Secret Science: Spanish Cosmography and the New World

  • María M. Portuondo
University of Chicago Press: 2009. 360 pp. $45 9780226675343 | ISBN: 978-0-2266-7534-3

In the autumn of 1571, Juan López de Velasco, an ambitious legal scholar with one eye on the heavens, accepted the coveted position of chief cosmographer and chronicler to Philip II, the King of Spain. Velasco received a salary hike and a trunk filled with invaluable documents collected by his predecessor. In the years that followed, the maps, treatises and narrative accounts found inside the trunk revealed the geography of a new world to this enthusiastic map-maker, whose job included updating the empire's navigational charts and keeping ships' pilots and government bureaucrats informed of any new geographical data retrieved from overseas. Velasco sat at the centre of one of the most successful information-gathering operations the world had ever known. But his work remained secret for centuries.

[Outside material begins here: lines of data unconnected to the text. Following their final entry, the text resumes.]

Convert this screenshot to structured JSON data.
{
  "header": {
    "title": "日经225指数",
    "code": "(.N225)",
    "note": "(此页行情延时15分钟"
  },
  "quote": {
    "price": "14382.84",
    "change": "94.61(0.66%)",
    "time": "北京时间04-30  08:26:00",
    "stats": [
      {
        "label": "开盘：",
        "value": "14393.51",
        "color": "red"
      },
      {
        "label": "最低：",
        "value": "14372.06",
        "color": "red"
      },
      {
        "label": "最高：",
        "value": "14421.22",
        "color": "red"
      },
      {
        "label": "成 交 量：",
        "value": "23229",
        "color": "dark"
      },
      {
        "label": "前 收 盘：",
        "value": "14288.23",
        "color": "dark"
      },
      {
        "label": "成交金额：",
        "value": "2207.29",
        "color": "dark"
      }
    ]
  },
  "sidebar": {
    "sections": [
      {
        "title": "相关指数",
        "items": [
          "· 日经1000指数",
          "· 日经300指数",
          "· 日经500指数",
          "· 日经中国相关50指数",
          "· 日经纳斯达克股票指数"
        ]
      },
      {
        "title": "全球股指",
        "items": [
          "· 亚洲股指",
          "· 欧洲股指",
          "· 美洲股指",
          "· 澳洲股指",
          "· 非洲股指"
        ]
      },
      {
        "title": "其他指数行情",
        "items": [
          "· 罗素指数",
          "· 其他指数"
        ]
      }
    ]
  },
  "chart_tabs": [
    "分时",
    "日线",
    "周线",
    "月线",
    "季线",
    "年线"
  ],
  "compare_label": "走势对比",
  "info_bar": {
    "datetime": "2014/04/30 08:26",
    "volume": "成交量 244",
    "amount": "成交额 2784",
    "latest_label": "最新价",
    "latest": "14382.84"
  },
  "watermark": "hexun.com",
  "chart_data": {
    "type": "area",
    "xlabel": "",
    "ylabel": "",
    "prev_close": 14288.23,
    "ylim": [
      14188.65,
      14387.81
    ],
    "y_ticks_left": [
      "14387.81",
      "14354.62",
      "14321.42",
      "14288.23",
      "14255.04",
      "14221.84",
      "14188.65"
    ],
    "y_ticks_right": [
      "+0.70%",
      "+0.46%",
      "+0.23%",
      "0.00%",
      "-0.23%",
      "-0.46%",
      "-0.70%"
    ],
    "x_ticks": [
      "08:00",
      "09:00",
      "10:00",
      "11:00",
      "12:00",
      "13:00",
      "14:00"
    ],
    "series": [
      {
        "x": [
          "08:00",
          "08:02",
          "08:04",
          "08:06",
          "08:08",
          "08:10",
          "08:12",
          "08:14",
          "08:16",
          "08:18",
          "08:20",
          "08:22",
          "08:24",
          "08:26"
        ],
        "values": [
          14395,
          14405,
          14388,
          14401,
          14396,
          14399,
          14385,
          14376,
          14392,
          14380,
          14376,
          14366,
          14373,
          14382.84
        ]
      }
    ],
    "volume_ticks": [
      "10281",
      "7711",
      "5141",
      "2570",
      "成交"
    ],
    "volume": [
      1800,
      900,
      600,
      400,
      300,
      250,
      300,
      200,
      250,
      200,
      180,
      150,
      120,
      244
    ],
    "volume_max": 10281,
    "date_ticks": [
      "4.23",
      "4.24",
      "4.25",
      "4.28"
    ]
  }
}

Discovery of the New World stretched geographical boundaries and Spanish cosmographers' skills, exemplified in this 1580 map of Oaxtepec, Mexico. Credit: NETTIE LEE BENSON LATIN AMERICAN COLLECTION/UNIV. TEXAS LIBRARIES/UNIV. TEXAS, AUSTIN

Thanks to several recent studies, the private knowledge held by generations of servants to the Iberian Crown — and hidden for centuries in musty archives — has now been thrust into the public eye. One such study is María Portuondo's impeccably researched book on Spanish cosmographical practice. Cosmography was a discipline that involved creating textual descriptions of the known world using charts and images similar to those bequeathed to Velasco. The early modern equivalent of satellite-enhanced telemetry, these colourful cartographic images served sixteenth-century monarchs and their ministers in pragmatic ways. They were used for plotting trade routes, tracing the design of new cities, conceiving military campaigns and imagining the world's emerging political boundaries.

At stake in these materials was the very nature of scientific practice itself. Long before Galileo Galilei cast doubt on the existence of an Earth-centred Universe, Spanish navigators and royal cosmographers were already working to overturn centuries of received wisdom about the layout of the cosmos and Earth's place within it. Science, and the direction of the modern world, would never be the same.

Cosmography was Renaissance shorthand for several modern disciplines: astronomy, history, geography, anthropology, navigation and the study of nature. Practitioners brought together these techniques with the classical and biblical narratives describing the shape of the known world, which, at the time, stretched barely beyond the African coast and Asia minor — as described by influential geographers such as the Greek Strabo and the Roman Pomponius Mela.

But in 1492 everything changed. Once Spanish galleons had crossed the Atlantic under the command of the Genoese navigator Christopher Columbus, Spanish cosmographers were forced to reconcile increasingly contradictory ways of thinking. With the discovery of the New World and a crescendo of reports from Spanish pilots heralding islands and continents that were previously unknown, cosmographers had to quickly adjust the master chart of the world, held at the House of Trade in Seville, Spain's central clearing house for geographical information. Eyewitness observations from the Americas would trump ancient theories as the world map was redrawn.

In the past two decades or so, some Spanish historians of science have adopted a defensive tone when discussing the supposed lack of Iberian prowess during the scientific revolution — as compared with the better-known discoveries made by northern Europeans such as Francis Bacon, Johannes Kepler or Isaac Newton. They argue that Spanish and sometimes Portuguese navigators were precursors to those 'revolutionary' scientific activities. Spanish pursuits in astronomy, navigation and other empirical disciplines, they assert, have historically been neglected or ignored owing to long-standing prejudice and misinformation.

Particularly refreshing in Portuondo's tale is the absence of such an attitude. Rather, she shows how a cast of eclectic men of letters in service to the Spanish crown set out to change the image of the world. They developed elaborate geographical questionnaires to learn from local populations, and sponsored programmes of celestial observations — during lunar eclipses, for instance — to make a global network of field laboratories out of their monarch's territorial possessions, even though the results were never publicized beyond a privileged few.

Similarly to Velasco's chest of cartographic treasures, Portuondo's study reveals valuable evidence with which scholars can refashion their images of the Renaissance world and the achievements of Spanish science at the dawn of modernity.